Otto Urban,  photo: Jan Profous,  ČRo
Le symbolisme est un phénomène difficile à limiter par le temps parce que ses racines plongent dans le romantisme donc dans la première moitié du XIXe siècle et ses répercussions se font sentir encore aujourd’hui. Otto Urban explique pourquoi son livre ne couvre que la période allant de 1880 à 1914 :

« Ce sont les limites de la période à partir du moment où le symbolisme a fait son apparition dans le milieu tchèque et a atteint son apogée, jusqu’au début de la Première Guerre mondiale qui ne met pas fin à ce mouvement mais provoque un tournant essentiel dans l’histoire de la civilisation humaine à la suite duquel rien n’a plus été comme avant. C’est pour cette raison que nous avons choisi ces dates. »

Une fenêtre sur le monde

Antonín Hudeček,  'Psyché',  photo: La galérie nationale
Pour les artistes tchèques de la fin du XIXe siècle le nouveau courant est une fenêtre sur le monde, une porte qui leur permet de sortir de l’isolement et du provincialisme et de s’intégrer dans les milieux artistiques européens. Désormais l’art tchèque s’émancipe et cesse de jouer exclusivement le rôle patriotique qui en a fait un des piliers de l’identité nationale. Les artistes commencent à se considérer comme membres d’une communauté spirituelle internationale qui est supérieure à toutes les tendances nationalistes ou sociales. Ce thème est souvent évoqué par le poète, critique et plasticien Karel Hlaváček, figure de proue du symbolisme et de la décadence tchèques. Il exprime ses opinions hérétiques en 1896 dans un texte intitulé « Le nationalisme et l’internationalisme » reproduit dans le livre. Lui et ses confrères se considèrent comme des citoyens du monde et ne cachent pas leur intérêt profond pour la création des artistes de Paris, Londres, Berlin, Vienne, Bruxelles, Cracovie ou de Rome. Avec beaucoup d’énergie, ils nouent des amitiés et des contacts avec ces artistes qui leurs sembles proches et préparent le terrain aux futures avant-gardes tchèques qui pourront entrer tout à fait naturellement dans le contexte international. Ils ne négligent pas non plus la création de leurs confrères tchèques de langue allemande. L’historien de l’art Adam Hnojil, un des auteurs du livre « Les Lointains mystérieux » évoque ces tendances qui se heurtaient aux réticences des milieux patriotiques et traditionalistes :

Beneš Knüpfer,  'Invitation au jeu',  photo: La galérie nationale
« L’originalité de ce projet réside dans le fait qu’il met côte à côte, après une très longue période, des auteurs tchèques et allemands. Les symbolistes eux-mêmes, se considéraient comme cosmopolites. Cela leur était reproché d’ailleurs aussi par la critique de l’époque. Cette critique venant des milieux réalistes prenait pour cible le cosmopolitisme des artistes symbolistes. Pour les réalistes, comme par exemple pour Renáta Tyršová, le mot ‘cosmopolite’ était une espèce d’insulte. Les artistes réunis dans le livre ‘Les lointains mystérieux’ sont primairement cosmopolites ce qui est valable aussi pour l’espace tchéco-allemand. Après une longue période les auteurs tchèques et allemands sont donc placés ici dans le même contexte qui leur est propre. »
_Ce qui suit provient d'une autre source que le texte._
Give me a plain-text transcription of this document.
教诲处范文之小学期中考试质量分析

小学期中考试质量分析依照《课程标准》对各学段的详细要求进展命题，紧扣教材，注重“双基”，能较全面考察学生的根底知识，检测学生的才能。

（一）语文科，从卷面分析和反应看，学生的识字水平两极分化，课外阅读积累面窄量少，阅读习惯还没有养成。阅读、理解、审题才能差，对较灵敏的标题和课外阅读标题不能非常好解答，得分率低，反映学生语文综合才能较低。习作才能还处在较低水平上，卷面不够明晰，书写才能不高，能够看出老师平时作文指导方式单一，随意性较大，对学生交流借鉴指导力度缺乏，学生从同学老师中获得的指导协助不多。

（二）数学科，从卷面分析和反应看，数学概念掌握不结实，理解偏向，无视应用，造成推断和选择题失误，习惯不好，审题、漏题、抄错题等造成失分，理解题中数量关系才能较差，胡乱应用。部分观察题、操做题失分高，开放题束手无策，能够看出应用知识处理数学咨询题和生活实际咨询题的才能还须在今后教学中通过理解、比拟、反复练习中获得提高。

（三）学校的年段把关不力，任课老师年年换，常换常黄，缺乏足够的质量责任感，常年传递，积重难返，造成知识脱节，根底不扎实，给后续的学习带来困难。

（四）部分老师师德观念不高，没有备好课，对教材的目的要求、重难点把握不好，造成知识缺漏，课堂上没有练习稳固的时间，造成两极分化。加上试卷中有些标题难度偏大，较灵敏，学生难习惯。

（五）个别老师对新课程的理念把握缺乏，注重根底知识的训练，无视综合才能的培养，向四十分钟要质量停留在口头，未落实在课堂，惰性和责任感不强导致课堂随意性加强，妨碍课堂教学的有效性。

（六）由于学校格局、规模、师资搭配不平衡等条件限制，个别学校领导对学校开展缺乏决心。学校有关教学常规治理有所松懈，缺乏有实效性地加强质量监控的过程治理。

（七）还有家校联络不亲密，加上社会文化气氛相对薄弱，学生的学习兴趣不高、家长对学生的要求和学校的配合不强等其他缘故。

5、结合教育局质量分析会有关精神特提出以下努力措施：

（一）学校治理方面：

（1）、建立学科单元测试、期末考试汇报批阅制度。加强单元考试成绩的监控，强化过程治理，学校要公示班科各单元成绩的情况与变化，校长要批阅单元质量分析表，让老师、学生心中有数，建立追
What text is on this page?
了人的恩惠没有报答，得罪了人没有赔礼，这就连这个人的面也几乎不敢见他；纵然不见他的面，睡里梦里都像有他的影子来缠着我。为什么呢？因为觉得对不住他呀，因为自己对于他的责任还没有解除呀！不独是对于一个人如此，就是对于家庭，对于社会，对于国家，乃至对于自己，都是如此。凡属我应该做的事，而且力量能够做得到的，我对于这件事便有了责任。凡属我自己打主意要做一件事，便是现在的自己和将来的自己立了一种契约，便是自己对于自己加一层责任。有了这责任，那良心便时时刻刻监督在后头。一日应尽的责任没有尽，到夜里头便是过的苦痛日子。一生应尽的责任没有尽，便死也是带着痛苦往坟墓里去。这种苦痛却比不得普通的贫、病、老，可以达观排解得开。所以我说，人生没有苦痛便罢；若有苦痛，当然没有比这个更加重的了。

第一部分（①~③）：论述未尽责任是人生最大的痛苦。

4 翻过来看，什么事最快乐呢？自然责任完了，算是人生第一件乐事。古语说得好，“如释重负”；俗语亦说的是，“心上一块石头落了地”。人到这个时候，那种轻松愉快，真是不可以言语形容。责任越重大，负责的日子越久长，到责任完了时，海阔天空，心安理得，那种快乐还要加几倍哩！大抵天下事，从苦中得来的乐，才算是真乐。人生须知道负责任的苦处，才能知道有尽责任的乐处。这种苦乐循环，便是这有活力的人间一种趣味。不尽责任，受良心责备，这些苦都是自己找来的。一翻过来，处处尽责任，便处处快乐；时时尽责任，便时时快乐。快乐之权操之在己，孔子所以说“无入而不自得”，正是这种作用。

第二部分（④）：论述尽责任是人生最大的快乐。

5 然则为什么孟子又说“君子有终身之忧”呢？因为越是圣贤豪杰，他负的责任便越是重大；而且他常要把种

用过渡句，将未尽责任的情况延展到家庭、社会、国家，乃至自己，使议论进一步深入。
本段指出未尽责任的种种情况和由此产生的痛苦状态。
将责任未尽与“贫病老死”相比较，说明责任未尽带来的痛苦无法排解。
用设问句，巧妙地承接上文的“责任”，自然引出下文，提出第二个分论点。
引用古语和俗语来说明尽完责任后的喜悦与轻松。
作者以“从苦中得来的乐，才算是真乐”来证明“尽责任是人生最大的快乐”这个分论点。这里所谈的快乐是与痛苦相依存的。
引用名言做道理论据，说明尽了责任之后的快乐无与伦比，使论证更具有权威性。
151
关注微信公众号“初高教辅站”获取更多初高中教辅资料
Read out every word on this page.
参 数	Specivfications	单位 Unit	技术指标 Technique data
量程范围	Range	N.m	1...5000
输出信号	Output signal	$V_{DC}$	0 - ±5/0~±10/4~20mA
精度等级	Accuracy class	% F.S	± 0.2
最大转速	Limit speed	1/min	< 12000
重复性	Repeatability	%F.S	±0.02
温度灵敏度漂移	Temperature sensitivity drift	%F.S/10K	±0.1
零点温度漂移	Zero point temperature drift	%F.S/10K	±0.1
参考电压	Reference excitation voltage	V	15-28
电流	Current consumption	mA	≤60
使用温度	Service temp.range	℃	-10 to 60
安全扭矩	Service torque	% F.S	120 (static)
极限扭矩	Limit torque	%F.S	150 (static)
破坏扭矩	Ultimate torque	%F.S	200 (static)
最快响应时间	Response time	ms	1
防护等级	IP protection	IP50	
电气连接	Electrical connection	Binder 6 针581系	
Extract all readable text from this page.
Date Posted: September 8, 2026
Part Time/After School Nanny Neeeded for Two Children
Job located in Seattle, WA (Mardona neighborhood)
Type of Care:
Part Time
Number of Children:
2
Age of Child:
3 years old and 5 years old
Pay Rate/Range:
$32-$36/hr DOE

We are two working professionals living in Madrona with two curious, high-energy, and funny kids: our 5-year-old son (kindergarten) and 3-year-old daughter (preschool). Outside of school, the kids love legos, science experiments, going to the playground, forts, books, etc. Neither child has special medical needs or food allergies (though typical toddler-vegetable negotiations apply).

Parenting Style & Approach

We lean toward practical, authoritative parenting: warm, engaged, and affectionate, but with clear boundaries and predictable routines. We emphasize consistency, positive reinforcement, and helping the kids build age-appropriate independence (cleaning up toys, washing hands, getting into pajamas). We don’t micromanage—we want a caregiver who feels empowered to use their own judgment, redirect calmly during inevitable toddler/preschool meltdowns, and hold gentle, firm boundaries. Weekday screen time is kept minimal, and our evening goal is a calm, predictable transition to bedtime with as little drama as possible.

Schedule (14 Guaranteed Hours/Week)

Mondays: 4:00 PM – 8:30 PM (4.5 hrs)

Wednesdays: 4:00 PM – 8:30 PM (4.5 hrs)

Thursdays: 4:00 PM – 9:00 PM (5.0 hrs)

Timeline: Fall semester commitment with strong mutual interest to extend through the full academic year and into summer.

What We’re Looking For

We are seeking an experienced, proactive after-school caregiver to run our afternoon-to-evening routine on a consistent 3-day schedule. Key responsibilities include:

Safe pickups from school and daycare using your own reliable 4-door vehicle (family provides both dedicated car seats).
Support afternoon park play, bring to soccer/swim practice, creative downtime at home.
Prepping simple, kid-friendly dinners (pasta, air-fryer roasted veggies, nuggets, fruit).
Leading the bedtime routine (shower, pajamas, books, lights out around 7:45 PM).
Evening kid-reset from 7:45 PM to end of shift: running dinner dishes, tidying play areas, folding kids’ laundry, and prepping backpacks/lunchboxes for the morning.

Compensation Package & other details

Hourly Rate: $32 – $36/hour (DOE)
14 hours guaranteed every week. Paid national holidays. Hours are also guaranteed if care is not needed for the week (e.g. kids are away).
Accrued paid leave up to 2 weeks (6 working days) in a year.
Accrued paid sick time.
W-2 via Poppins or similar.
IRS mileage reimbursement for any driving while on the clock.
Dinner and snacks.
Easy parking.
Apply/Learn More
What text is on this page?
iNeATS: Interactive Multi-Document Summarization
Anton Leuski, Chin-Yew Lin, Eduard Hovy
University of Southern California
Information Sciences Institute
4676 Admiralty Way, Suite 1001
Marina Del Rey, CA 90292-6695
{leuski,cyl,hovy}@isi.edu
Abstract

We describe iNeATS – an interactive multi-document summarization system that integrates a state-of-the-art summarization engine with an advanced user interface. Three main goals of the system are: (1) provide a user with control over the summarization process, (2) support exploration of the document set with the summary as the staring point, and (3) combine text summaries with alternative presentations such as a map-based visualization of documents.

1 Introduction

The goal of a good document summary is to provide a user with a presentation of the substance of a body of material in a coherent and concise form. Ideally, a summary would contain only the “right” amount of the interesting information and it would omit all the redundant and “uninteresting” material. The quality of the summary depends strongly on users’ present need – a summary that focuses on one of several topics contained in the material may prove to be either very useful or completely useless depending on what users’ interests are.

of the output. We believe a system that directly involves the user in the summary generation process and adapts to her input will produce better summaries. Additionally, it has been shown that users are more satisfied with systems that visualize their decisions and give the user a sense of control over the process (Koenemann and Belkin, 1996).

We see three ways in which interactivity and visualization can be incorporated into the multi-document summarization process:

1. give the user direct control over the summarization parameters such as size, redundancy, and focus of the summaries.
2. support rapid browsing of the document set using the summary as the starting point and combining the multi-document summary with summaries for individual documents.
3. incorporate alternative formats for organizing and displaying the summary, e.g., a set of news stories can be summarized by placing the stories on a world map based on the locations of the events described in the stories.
Un courant aux racines romantiques

František Bílek,  'L'ébahissement',  photo: La galérie nationale
Le symbolisme est perçu comme la continuation de certaines tendances romantiques et notamment celles vers l’individualisme de l’artiste-créateur. L’artiste symboliste est une personnalité élue et visionnaire qui est capable de voir et refléter le monde d’une façon différente de celle des gens réalistes. Pendant longtemps le symbolisme tchèque a été considéré comme un des courants de l’Art nouveau, comme une manifestation des tendances décadentes Fin de siècle. Otto Urban présente dans son livre le symbolisme dans les arts plastiques tchèques pour la première fois comme un phénomène à part, comme un mouvement important qui a laissé des traces dans la création des plus grands artistes tchèques du tournant des XIXe et du XXe siècles. Le lecteur trouve dans le livre une pléiade de peintres et sculpteurs qui ont acquis par la suite une renommée internationale, dont Alfons Mucha, František Kupka, Max Švabinský, Beneš Knüpfer, Jan Zrzavý, mais aussi des noms d’artistes moins connus et presque oubliés que les auteurs du livre lui permettent de redécouvrir. Parmi eux il y aussi les œuvres d’artistes tchèques de langue allemande comme Richard Teschner ou Ferdinand Staeger. Les auteurs du livre ont réuni une quantité considérable d’informations sur ces artistes et leur ouvrage peut donc être considéré comme un livre de référence. Adam Hnojil constate :

Jan Preisler,  'Le lac noir',  photo: La galérie nationale
« ‘Les Lointains mystérieux’ est un livre qui retrace le thème du symbolisme de façon encyclopédique. Otto Urban lui-même a déclaré que ce livre couvre ce thème dans son ensemble. Pour cette raison il a donné à cet ouvrage une forme encyclopédique. Le livre comprend des portraits des artistes, des anthologies de textes de l’époque, des textes explicatifs d’Otto Urban et aussi une importante partie iconographique remarquable parce qu’elle reproduit des œuvres de collections privées dont beaucoup encore inédites. »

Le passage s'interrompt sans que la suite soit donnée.